The Pullens Buildings, also known as the Pullens Estate, are some of the last Victorian tenement buildings surviving in London, England. In the Walworth, Newington area, they are near Elephant and Castle and Kennington Underground stations. Located in Amelia Street, Crampton Street, Iliffe Street, Penton Place and Peacock Street, they are protected by Conservation Area status granted by Southwark Council.
The Pullens Estate was built by James Pullen, a local builder, who acquired the land and developed it over a 15-year period from 1886.
The residential buildings are four storeys in height, and each unit is three bays wide with an ornate central entrance to a common stairwell. The ranges vary from three to twelve units in length. They are faced with yellow stock brick, the front being enriched with the use of decorative terracotta arches to the door and window openings. The roofs are flat, providing amenity space for the residents.

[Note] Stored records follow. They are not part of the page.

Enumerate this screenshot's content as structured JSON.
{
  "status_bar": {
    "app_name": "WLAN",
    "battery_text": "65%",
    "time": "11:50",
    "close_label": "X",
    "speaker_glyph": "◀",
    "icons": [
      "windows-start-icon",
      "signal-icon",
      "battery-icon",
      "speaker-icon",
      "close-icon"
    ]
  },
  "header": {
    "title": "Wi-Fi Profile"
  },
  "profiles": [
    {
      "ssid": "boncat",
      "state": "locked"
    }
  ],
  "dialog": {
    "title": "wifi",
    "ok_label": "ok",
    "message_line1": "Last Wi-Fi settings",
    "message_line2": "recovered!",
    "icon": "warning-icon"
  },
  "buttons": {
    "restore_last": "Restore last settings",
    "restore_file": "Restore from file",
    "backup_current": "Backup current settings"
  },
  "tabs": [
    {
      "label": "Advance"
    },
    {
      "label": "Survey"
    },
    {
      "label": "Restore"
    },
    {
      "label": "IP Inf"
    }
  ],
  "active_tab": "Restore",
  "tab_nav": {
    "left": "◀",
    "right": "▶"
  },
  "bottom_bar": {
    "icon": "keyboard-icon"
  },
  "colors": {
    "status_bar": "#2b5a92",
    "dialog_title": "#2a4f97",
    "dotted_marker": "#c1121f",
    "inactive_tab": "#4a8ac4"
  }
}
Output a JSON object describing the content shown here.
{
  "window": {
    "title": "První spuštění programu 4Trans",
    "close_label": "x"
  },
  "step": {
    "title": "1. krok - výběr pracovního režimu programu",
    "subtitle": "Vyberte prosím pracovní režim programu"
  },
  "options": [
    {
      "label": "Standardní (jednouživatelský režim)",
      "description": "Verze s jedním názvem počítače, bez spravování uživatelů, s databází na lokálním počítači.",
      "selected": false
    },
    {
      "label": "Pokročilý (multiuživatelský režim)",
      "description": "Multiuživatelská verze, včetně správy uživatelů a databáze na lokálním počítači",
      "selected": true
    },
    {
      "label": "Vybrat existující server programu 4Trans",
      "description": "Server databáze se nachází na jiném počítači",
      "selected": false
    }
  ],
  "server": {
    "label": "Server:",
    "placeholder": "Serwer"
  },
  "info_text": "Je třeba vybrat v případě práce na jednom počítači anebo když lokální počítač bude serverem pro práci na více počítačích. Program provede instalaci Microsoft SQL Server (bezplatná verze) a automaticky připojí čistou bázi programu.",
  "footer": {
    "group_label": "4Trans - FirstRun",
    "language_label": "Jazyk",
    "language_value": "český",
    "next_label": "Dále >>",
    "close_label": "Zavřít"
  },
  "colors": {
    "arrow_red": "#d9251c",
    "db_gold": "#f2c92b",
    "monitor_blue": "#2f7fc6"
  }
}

The workshops attached to the rear of the residential blocks(buildings) are simpler and more “functional” in appearance. They are two storeys high, and also built of stock brick and flat-roofed. The two-storey loading bays are edged with blue brick quoins. The shops, flanking the entrances to the workshop yards, have traditional painted timber shopfronts, with pilasters supporting a fascia and cornice, and stallrisers. Flats in the buildings were originally connected to the workshops by internal doors which have since been bricked up.
The first block of 16 flats was built on Penton place without the required consent of the Metropolitan Board of Works but Pullen managed to persuade local officials that his work was good and continued building until 1901 – ten years more than he'd been granted permission for.
When the philanthropist Charles Booth was surveying London for his poverty map in 1899 he encountered Mr Pullen at work describing him thus 'Old Mr Pullen in a top hat and fustian suit was on a scaffolding superintending'. Booth stated that demand for the 'well built' flats was high and they were 'Occupied before the paper is dry on the walls' often by police officers from Whitehall and Lambeth districts. The rent was 'eight shillings for three rooms, kitchen and scullery, plus 6 pence a week charged for cleaning the stairs and gas'. Each had to make a deposit of 24 shillings which is an effectual bar to any poor tenants.